PARIS: L'avionneur européen Airbus est pénalisé au premier trimestre par de faibles livraisons d'avions commerciaux, qui pèsent sur ses comptes, tandis que son concurrent américain Boeing, en phase de redressement, signe des livraisons record.

En dépit de cette déconvenue due principalement à la pénurie des moteurs de l'américain Pratt & Whitney et la situation volatile au Moyen-Orient qui n'a pour l'instant "pas d'impact" sur ses activités, Airbus maintient ses objectifs pour l'année.

Il compte toujours livrer un nombre record de 870 avions commerciaux en 2026, soit plus que la meilleure année, en 2019, avant la pandémie du Covid (863 appareils).

Les livraisons d'avions commerciaux qui patinent ont fait chuter le bénéfice net de l'avionneur européen de 26% à 586 millions d'euros au premier trimestres.

Le chiffre d'affaires s'est établi à 12,65 milliards d'euros, en recul de 7% par rapport à la même période de l'année dernière.

Ces résultats "reflètent un niveau plus faible de livraisons d'avions commerciaux et une solide performance de notre division Defense and Space", a déclaré le patron d'Airbus Guillaume Faury.

- "Impact" de Pratt jusqu'en 2028  -

Depuis le début de l'année, Airbus n'a livré que 114 avions commerciaux contre 143 pour Boeing. L'an dernier l'écart s'est resserré au sein du duopole sur le terrain des livraisons, mais l'américain a pris l'avantage sur les commandes.

Pratt & Whitney "reste le principal facteur limitant de notre trajectoire de montée en cadence sur l’A320", la famille la mieux vendue d'Airbus, "avec un impact sur 2026 et 2027", a déclaré Guillaume Faury au cours d'une conférence téléphonique.

En conséquence, l’entreprise maintient sa prévision d'un rythme de production de cette famille d'avions compris entre 70 et 75 avions par mois d’ici la fin 2027, objectif revu à la baisse en février contre 75 auparavant.

Le carnet de commandes d'Airbus affiche 9.037 appareils, soit plus de dix ans de production au rythme actuel.

Airbus a également été confronté en début de l'année "à un retard administratif qui a affecté la livraison de près de 20 avions à des clients chinois", mais ce problème a été résolu.

Le problème de qualité des panneaux de l'A320 découvert en décembre aura "un impact résiduel" sur les livraisons sur le premier semestre, selon Guillaume Faury.

Le bilan des livraisons des avionneurs est toujours scruté, car il préfigure les résultats financiers, les compagnies aériennes acquittant la majorité du prix d'achat lorsqu'elles reçoivent leurs appareils.

Le "cash flow" d'Airbus qui emploie près de 170.000 personnes dans le monde s'est également nettement dégradé.

La trésorerie disponible consolidée avant financement des clients s’est ainsi établie à -2,485 milliards d’euros contre -310 millions d’euros il y a un an.

- Désaccords non résolus sur le Scaf -

Les mauvaises performances côté avions commerciaux sont toutefois contrebalancées par le succès de la branche défense.

Le chiffre d'affaires dans ce domaine a progressé de 7% à 2,8 milliards d'euros.

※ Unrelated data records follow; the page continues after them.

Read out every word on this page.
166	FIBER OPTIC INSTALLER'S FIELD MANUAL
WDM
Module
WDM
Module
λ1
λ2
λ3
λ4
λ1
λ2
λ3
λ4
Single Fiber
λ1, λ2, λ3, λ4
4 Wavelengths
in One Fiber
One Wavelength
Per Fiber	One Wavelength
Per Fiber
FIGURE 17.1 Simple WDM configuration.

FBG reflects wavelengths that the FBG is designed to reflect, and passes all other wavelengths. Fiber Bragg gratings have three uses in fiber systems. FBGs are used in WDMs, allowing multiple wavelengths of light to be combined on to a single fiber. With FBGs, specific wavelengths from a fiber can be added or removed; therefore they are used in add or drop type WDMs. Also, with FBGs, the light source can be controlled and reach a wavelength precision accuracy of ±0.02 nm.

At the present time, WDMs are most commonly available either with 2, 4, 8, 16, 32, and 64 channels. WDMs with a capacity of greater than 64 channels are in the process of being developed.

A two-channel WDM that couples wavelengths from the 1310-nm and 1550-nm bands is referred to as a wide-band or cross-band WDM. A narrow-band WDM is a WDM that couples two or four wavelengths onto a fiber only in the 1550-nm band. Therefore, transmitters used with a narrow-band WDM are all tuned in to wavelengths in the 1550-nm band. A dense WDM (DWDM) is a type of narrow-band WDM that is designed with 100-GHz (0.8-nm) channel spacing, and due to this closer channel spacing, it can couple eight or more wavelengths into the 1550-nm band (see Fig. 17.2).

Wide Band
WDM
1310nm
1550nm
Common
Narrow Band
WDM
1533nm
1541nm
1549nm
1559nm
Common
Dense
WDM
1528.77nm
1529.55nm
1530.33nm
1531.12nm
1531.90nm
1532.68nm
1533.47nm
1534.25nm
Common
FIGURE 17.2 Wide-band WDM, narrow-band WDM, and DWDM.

Interrogé sur le programme européen d'avion de combat Scaf mené par Airbus qui représente l'Allemagne et l'Espagne et Dassault Aviation pour la France, Guillaume Faury a indiqué que les discussions étaient "en cours" dans le cadre d'une mission demandée par le président français Emmanuel Macron pour réconcilier les industriels.

"Je ne dis pas que les désaccords sont résolus, mais qu’un travail est en cours entre les différents acteurs pour tenter d’identifier la meilleure voie à suivre", a-t-il poursuivi.

"La France, l'Allemagne et l'Espagne ont chacune leurs attentes et travaillent actuellement à résoudre ces divergences", a-t-il conclu.